Treatment varies depending on the severity of the abruption. A mild abruption may require monitoring and a hospital stay until birth or until any bleeding stops. If the abruption occurs close to the anticipated start of labor, a doctor may advise a C-section or labor induction. This is especially likely if the abruption gets worse or if bleeding occurs. Meanwhile, a doctor likely will urge a mother suffering from a severe placental abruption to give birth as soon as possible, often through a C-section.

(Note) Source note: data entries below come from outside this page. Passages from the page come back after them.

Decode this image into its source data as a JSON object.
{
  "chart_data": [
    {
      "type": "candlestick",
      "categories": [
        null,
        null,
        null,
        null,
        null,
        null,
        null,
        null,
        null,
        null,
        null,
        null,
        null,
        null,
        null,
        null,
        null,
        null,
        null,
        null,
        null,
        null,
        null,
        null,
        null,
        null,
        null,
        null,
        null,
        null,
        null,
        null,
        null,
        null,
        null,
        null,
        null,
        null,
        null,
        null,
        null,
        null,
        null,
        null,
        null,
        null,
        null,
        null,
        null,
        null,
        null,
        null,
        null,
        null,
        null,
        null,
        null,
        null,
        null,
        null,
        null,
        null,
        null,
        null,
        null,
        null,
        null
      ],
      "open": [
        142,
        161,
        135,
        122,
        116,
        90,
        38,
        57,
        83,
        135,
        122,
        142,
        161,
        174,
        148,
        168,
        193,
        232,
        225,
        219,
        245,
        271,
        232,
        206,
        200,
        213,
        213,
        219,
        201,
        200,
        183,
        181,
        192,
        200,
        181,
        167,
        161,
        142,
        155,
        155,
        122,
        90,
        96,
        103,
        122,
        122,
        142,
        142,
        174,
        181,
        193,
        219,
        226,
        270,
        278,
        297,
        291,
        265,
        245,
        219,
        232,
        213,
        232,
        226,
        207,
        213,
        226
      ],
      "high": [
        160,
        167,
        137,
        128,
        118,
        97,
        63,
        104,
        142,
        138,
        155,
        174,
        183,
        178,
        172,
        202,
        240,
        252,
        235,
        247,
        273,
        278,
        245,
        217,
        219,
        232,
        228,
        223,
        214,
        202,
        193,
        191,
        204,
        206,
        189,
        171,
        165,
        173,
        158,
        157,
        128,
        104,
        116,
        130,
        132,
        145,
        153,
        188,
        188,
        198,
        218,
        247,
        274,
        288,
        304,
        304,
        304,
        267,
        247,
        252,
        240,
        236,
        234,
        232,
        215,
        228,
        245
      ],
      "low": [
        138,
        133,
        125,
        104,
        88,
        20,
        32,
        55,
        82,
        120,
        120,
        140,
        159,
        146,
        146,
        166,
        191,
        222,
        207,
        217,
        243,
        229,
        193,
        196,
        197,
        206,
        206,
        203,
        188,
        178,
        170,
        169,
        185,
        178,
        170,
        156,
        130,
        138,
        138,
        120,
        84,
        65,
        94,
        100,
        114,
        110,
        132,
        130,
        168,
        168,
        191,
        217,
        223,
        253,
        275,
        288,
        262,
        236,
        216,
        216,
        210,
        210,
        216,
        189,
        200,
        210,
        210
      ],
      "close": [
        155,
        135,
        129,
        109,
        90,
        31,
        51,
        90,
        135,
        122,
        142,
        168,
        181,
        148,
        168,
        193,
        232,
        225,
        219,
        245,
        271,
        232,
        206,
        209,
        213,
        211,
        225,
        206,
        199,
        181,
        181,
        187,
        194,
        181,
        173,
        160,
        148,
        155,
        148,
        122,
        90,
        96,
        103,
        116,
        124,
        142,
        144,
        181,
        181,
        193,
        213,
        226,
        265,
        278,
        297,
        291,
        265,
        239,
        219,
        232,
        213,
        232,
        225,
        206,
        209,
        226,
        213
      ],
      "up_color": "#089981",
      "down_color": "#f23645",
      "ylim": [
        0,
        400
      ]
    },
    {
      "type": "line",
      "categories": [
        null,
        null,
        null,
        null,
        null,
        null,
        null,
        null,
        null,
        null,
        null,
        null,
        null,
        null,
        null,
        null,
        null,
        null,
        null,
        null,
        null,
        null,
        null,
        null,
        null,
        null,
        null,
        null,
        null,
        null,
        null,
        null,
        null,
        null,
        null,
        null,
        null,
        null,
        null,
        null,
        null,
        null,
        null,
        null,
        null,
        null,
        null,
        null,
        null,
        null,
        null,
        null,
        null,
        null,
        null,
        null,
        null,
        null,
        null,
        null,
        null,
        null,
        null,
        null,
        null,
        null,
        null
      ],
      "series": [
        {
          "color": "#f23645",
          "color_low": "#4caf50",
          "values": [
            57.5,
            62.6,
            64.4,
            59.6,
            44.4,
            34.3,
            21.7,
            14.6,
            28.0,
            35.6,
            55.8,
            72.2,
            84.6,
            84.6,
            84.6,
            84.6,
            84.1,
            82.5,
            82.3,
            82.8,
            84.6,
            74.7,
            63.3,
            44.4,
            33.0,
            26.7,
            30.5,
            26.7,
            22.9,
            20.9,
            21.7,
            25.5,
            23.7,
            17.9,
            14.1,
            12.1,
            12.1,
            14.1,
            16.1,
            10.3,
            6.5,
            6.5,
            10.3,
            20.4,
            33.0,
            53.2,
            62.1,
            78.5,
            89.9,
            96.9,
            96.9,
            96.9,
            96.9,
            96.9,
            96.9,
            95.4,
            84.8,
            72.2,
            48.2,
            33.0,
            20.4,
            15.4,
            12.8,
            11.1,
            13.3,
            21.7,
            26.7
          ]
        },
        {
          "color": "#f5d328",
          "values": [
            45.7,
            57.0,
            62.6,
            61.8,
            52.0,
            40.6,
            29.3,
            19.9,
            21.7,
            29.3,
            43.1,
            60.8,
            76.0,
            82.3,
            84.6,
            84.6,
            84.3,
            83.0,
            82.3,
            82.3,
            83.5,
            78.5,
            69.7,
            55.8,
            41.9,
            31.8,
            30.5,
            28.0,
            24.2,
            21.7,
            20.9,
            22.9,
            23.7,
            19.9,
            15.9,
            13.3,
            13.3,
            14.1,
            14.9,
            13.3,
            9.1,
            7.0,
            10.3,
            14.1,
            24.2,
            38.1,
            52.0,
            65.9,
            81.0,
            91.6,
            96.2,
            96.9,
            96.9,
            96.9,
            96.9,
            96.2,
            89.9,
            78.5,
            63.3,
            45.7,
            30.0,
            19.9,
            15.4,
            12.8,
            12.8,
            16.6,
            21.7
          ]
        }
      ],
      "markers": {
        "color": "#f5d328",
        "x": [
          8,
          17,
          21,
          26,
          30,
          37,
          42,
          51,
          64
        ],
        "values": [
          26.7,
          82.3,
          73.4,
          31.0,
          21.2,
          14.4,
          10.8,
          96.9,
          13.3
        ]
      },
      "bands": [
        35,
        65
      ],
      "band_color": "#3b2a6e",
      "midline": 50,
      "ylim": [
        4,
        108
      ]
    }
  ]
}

Compensation for Medical Errors Involving Placental Abruption
Failing to diagnose, monitor, or treat placental abruption may have catastrophic consequences for both a mother and her child. The mother may face life-threatening blood loss and sometimes the loss of her reproductive capacity through a hysterectomy if blood loss cannot be controlled. A baby may develop permanent health conditions that would not have arisen if they had been born after a full-length pregnancy.
A family can pursue compensation for medical errors involving placental abruption by filing a lawsuit against any health care provider that was at fault. Damages may cover the costs of treating complications from placental abruption, as well as any costs of ongoing treatment for permanent harm suffered by the mother, the baby, or both. A family also can seek compensation for the pain and suffering endured by the mother and the baby. Birth injury lawsuits are more complex and technical than most personal injury cases. Thus, a family likely should hire an attorney to assist them.